Alle, die vor kurzer Zeit noch behaupteten, Corona (COVID 19) sei nicht schlimmer als eine Grippe, sind mittlerweile (hoffentlich) eines Besseren belehrt worden. Corona (COVID 19) ist gefährlich. Das müssen wir klar aussprechen. Wir haben es mit einer Pandemie zu tun, mit einer Krankheit, für die es bis zum heutigen Tag keine wirksame Impfung oder Medikation gibt. Die bislang verfügbaren Testverfahren sind lange noch nicht ausreichend genau und auch die Maßnahmen, die die Thüringer Landesregierung ergriffen hat, brauchen noch Zeit um ihre volle Wirksamkeit zu entfalten. Wir befinden uns nach wie vor in der rein mechanischen Phase der Ansteckungsverhinderung, die wir erst dann wirklich werden verlassen können, wenn die Wissenschaft effektivere Mittel gefunden hat.

Deshalb meine Bitte an Sie alle, gerade vor dem anstehenden Osterfest: Halten Sie Abstand!
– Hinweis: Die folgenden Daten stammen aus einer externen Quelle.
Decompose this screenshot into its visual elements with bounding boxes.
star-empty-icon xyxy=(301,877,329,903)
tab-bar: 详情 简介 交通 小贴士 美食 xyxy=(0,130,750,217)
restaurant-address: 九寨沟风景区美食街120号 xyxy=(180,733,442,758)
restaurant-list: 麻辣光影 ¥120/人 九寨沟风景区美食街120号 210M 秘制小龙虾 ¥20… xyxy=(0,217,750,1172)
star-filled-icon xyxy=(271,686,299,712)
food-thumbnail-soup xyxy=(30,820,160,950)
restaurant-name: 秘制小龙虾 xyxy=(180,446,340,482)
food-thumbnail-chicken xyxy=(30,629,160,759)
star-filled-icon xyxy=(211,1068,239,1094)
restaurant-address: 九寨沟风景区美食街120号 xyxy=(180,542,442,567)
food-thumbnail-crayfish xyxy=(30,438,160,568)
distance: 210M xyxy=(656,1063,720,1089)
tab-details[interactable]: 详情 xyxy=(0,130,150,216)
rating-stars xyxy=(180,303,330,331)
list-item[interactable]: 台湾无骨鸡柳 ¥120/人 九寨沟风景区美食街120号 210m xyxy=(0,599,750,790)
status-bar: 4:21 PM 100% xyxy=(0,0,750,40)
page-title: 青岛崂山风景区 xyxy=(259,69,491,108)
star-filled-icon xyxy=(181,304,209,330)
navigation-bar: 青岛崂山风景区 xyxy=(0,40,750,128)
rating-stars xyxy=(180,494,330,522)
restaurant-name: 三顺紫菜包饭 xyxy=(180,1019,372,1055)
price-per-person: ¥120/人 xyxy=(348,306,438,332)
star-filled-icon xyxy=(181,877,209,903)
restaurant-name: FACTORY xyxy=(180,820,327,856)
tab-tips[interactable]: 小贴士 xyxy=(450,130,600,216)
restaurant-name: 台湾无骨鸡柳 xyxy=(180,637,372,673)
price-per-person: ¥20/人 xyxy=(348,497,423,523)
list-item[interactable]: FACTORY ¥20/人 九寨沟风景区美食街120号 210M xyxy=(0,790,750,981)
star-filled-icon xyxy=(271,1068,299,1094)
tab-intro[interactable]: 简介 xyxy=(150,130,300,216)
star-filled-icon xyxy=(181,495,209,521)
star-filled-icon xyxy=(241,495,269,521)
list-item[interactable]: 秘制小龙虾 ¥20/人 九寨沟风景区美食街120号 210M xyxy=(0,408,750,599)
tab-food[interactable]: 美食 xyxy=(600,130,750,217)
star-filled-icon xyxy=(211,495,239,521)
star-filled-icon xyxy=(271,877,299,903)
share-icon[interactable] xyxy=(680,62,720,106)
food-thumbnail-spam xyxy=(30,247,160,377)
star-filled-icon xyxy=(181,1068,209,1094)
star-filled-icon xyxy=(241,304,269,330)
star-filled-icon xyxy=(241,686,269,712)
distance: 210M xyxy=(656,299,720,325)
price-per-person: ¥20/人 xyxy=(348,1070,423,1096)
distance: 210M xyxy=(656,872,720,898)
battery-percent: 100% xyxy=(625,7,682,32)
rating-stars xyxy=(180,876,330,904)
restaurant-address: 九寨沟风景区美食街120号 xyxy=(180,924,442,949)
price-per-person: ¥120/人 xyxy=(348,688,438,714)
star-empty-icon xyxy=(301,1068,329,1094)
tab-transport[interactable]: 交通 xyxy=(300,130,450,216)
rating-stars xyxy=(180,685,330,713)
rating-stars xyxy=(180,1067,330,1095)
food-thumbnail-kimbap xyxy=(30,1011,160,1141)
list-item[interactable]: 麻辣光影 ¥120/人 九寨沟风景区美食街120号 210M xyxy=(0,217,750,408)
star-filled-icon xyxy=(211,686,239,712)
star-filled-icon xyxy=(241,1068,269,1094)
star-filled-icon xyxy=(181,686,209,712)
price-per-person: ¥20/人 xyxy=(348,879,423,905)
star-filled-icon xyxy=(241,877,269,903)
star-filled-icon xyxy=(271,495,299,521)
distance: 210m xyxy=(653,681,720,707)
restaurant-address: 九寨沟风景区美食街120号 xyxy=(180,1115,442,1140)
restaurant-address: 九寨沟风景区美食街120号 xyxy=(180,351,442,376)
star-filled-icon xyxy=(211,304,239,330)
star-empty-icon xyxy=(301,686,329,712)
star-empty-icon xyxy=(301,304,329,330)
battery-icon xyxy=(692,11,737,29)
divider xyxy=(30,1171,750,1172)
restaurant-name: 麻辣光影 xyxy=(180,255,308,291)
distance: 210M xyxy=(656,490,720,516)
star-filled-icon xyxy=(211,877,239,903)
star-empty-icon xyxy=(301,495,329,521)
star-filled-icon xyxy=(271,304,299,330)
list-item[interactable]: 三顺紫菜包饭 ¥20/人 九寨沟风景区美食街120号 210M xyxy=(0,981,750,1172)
In diesen Tagen ist das Abstandhalten – auch zu engen Freundinnen, Freunden und Familienmitgliedern – ein Beweis von Verantwortungsbewusstsein. Ich weiß genau, wie sehr man sich freut, wenn man bei großen Familienfesten die Omas und Opas in die Arme schließt und ihnen so zeigt, wie sehr man sie schätzt. Sehen wir heute davon ab, um sich nach Corona (COVID 19) umso herzlicher umarmen zu können. Ich bitte Sie außerdem: Befolgen Sie die Regeln. Die besten Verordnungen sind immer nur so gut, wie die Bereitschaft der Bürgerinnen und Bürger sich an sie zu halten. Und zu guter Letzt: Bitte bleiben Sie gesund!